Au cours des discussions, les participants ont identifié les actions prioritaires pour renforcer les systèmes éducatifs grâce à un leadership féministe, un financement inclusif et une planification locale des actions. Le travail de groupe a abouti à un document final présenté par Catherine Asego (FAWE, Kenya). Il propose des cadres pour suivre les progrès réalisés dans le cadre de l’appel à l’action « Le monde que nous voulons » et pour maintenir la collaboration grâce à des échanges régionaux continus en matière d’apprentissage.

L’atelier a également renforcé la solidarité intergénérationnelle, les jeunes membres du Réseau féministe s’engageant directement auprès des décideurs politiques de haut niveau. Des sessions sur les soins personnels et le bien-être, des échanges culturels et des espaces de réflexion féministe ont renforcé les valeurs d’empathie, d’inclusion et d’humanité partagée qui sous-tendent la mission du réseau.
Pour le Groupe d’action jeunesse du GCE, l’atelier s’est avéré transformateur. « Cet événement a renforcé ma compréhension de l’éducation transformatrice en matière de genre et a élargi les possibilités de contribuer à la promotion de l’ODD 4. Je suis honoré de représenter les jeunes au sein du groupe de pilotage FEMNET4GTE afin de continuer à plaider en faveur d’une éducation inclusive et transformatrice », a déclaré Ahmid C. Jalloh, directeur exécutif de YARDO, en Sierra Leone.

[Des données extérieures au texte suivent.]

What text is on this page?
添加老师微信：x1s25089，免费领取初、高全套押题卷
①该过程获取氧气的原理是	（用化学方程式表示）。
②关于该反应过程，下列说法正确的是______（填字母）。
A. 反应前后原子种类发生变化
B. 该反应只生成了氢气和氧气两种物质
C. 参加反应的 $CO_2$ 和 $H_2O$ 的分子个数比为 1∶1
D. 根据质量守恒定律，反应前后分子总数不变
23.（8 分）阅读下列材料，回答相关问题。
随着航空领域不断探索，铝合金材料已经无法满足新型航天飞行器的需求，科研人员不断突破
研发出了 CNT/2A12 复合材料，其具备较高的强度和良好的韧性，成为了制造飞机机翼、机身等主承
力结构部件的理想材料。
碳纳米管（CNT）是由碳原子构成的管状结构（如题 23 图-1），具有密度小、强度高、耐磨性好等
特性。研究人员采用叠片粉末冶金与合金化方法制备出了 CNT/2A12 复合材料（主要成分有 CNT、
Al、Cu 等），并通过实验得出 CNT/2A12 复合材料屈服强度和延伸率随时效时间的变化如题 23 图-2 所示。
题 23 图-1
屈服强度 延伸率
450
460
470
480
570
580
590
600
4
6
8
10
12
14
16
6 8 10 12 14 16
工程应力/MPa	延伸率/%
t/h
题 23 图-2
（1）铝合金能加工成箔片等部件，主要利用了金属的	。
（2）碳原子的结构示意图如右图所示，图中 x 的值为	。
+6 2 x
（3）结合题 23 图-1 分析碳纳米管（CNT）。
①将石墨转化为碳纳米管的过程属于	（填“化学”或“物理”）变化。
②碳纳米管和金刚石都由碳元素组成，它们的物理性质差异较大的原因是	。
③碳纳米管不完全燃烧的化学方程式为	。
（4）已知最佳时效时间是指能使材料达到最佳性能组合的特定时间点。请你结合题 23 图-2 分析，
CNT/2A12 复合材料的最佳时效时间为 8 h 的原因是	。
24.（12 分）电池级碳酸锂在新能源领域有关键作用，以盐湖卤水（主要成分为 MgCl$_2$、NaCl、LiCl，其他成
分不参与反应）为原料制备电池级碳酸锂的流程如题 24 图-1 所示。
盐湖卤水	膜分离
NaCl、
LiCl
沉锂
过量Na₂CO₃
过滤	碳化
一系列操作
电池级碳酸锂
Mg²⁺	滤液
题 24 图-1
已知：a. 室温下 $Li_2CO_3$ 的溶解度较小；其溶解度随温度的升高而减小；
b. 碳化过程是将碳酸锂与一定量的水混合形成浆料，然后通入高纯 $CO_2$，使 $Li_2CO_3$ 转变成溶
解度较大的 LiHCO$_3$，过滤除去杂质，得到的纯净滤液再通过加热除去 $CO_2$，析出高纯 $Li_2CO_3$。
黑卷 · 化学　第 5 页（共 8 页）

« La participation à cet atelier m’a permis d’approfondir ma compréhension des systèmes éducatifs sensibles au genre. C’est un privilège de faire partie du groupe de pilotage et de défendre le leadership des jeunes dans la transformation de l’éducation », a déclaré Olasupo Abideen, directeur mondial de l’initiative Brain Builders Youth Development Initiative, au Nigeria.
« Cet atelier n’était pas seulement une expérience d’apprentissage, c’était un appel à l’action. Je suis inspirée à participer à l’élaboration de systèmes éducatifs qui ne laissent personne de côté », a ajouté Carelle Kaze, du Cameroun.
L’atelier de Nairobi a mis en évidence une détermination collective à repenser l’éducation comme une force transformatrice pour l’égalité, la justice et l’autonomisation. En reliant l’activisme local à des cadres continentaux tels que la Stratégie continentale pour l’éducation en Afrique (CESA 2026-2035) et aux mouvements mondiaux pour la justice de genre, FEMNET4GTE permet la création d’une plateforme unifiée pour la défense de l’éducation féministe.
Alors que le Groupe d’action des jeunes de la CME renforce sa collaboration avec FEMNET4GTE, une vérité s’impose : lorsque les voix des jeunes et des féministes prennent le dessus, l’éducation transcende le simple statut de droit et devient une puissante force au service de l’égalité.